Division of Hematology and Oncology, University of Alabama at Birmingham, Birmingham, AL, USA.
Department of Surgery, Boston University, Boston, MA, USA.
J Natl Cancer Inst. 2023 May 8;115(5):530-538. doi: 10.1093/jnci/djad031.
Patients with cancer living in rural areas have inferior cancer outcomes; however, studies examining this association use varying definitions of "rural," complicating comparisons and limiting the utility of the results for policy makers and future researchers.
Surveillance, Epidemiology, and End Results data (2000-2016) were used to assess risk of cancer mortality and mortality from any cause across 4 definitions of rurality: Urban Influence codes (UIC), National Center for Health Statistics (NCHS), Rural-Urban continuum codes (RUCC), and Index of Relative Rurality. Binary (urban vs rural) and ternary (urban, micropolitan, rural) definitions were evaluated. Multivariable parametric survival models estimated hazards of mortality overall and among 3 cancer groupings: screening related, obesity related, and tobacco related. Definition agreement was also assessed.
Overall, 3 788 273 patients with an incident cancer representing 605 counties were identified. There was little discordance between binary definitions of rural vs urban and moderate agreement at the 3 levels. Adjusted models using binary definitions revealed 15% to 17% greater hazard of cancer mortality in rural compared with urban. At the 3 levels when comparing rural with metropolitan, RUCC and NCHS saw similarly increased hazard ratios; however, Index of Relative Rurality did not. Screening-related cancers saw the highest hazards of mortality and the largest divergence between definitions. Obesity-related and tobacco-related cancers saw similarly increased hazards of mortality at the binary and ternary levels.

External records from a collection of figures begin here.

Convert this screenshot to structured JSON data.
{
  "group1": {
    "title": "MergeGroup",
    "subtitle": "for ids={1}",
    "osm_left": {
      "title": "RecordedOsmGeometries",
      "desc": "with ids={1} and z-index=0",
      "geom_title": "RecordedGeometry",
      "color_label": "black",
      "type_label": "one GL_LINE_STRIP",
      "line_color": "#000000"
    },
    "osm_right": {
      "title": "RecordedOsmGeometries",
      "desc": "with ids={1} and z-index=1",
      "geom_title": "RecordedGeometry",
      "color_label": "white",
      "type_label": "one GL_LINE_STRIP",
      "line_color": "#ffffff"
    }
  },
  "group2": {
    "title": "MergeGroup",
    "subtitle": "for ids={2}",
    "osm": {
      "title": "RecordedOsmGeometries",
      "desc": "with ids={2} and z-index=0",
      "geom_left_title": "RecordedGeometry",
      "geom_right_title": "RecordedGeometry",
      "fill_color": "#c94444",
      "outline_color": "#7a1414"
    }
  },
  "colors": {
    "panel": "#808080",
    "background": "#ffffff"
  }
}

Hazard of death is similar across binary definitions; however, this differed when categorized as ternary or continuous, especially among screening-related cancers. Results suggest that study purpose should direct choice of definitions and categorization.
农村地区癌症患者的癌症预后较差;然而,研究这一关联的研究使用了不同的“农村”定义,这使得比较变得复杂,并限制了研究结果对政策制定者和未来研究人员的效用。
利用监测、流行病学和最终结果数据(2000-2016 年),评估了 4 种农村定义下的癌症死亡率和任何原因导致的死亡率风险:城市影响代码(UIC)、国家卫生统计中心(NCHS)、城乡连续体代码(RUCC)和相对农村指数。评估了二元(城市与农村)和三元(城市、小城市、农村)定义。多变量参数生存模型总体和 3 个癌症分组(筛查相关、肥胖相关和烟草相关)中估计了死亡率的风险。还评估了定义的一致性。
总体而言,确定了 3788273 名患有癌症的患者,这些患者代表了 605 个县,年龄在 0 至 104 岁之间。农村与城市的二元定义之间几乎没有差异,而在 3 个层次上有中度一致性。使用二元定义的调整模型显示,农村的癌症死亡率比城市高 15%至 17%。在比较农村与大都市的 3 个层次上,RUCC 和 NCHS 看到了相似的风险比增加;然而,相对农村指数则没有。与筛查相关的癌症死亡率风险最高,而且在定义之间存在最大差异。肥胖相关和烟草相关的癌症在二元和三元水平上都看到了类似的死亡率风险增加。
在二元定义中,死亡风险是相似的;然而,当分类为三元或连续时,情况就不同了,特别是在与筛查相关的癌症中。结果表明,研究目的应指导定义和分类的选择。